NUCLEAR. One hears of declarations of intent to sell nuclear units, but only two transactions had been disclosed by the parties as of the end of July.
Eastern Utilities Associates announced an agreement to sell its 2.9 percent share of Seabrook. GPU Inc. announced an agreement to sell Three Mile Island unit one. The EUA announcement did not disclose book value, but the selling price of $95 per kilowatt suggests a price under book value. TMI was sold at 17 percent of book value ($127/kW).
Seller retention of the decommissioning obligation, or up-front funding as for the EUA sale, may be necessary for sales of nuclear units to take place. However, while current regulatory commissioners may agree that the seller's customers should pay for decommissioning, there is always a risk that future commissioners will decide differently. The Nuclear Regulatory Commission allows regulated utilities to fund decommissioning costs over the operating life of the facility, but requires up-front funding by nonregulated entities, which may limit the market for nuclear units.
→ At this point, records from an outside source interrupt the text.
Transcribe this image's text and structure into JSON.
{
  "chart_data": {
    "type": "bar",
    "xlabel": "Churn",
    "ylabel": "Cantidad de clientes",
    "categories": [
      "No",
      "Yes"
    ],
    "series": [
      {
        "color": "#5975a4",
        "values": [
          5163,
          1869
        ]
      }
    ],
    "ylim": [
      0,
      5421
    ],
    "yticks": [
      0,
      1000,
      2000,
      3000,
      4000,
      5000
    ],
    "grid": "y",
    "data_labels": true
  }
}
What prospects do utilities have to keep operating their nuclear plants?
No nuclear unit has yet lived as long as its license term. In fact, industry experience to date indicates life spans about five years shorter than license terms. Early retirement is not surprising because nuclear units require costly component replacements and upgrades that become less feasible as the time for license termination draws near. However, the NRC has issued rules and regulatory guidance that would allow license renewal for up to 20 years beyond the termination dates of original licenses, so there is now an alternative to retirement prior to termination of the original operating license. Baltimore Gas & Electric Co. and Duke Energy recently became the first utilities to file applications for license renewal. If license renewal applications become as political as applications for operating licenses became, renewal will quickly disappear as an option.
HYDROPOWER. Some hydraulic stations have been sold together with steam stations, but their purchase prices have not been disclosed separately. Now, however, Niagara Mohawk Power Corp. and Pacific Gas & Electric Co. have announced their intent to sell hydro stations, so values of such facilities soon will be a matter of public record.
Hydro stations have low operation and maintenance costs and no fuel costs, but have higher construction costs than steam stations and some nuclear stations. However, long operating life spans mitigate high construction costs to some degree. Low operating costs will make hydro-stations attractive to new owners, and high capital costs are likely to assure that new owners are buying the equipment and not the site for redevelopment. Further reasons for lack of site redevelopment are the interest of environmentalists to return rivers to their pristine state and the policy of the Federal Energy Regulatory Commission to consider dam removal as an alternative to project relicensing. Purchasers should recognize that removal costs may be higher than the original cost and that maintenance of a reservoir is forever. It is not yet clear whether sales agreements for hydraulic stations will need to treat decommissioning obligations like the obligations for nuclear stations.
Independent consultant John S. Ferguson is a former principal of Deloitte & Touche LLP and a frequent contributor to Public Utilities Fortnightly.
* While it is true that some individual units have sold for less than book value, that has not occurred for any single group of stations. For example, Pacific Gas & Electric sold its Morro Bay, Moss Landing and Oakland stations as a group at more than their combined book value, but Morro Bay and Oakland units were each priced at less than their individual book values.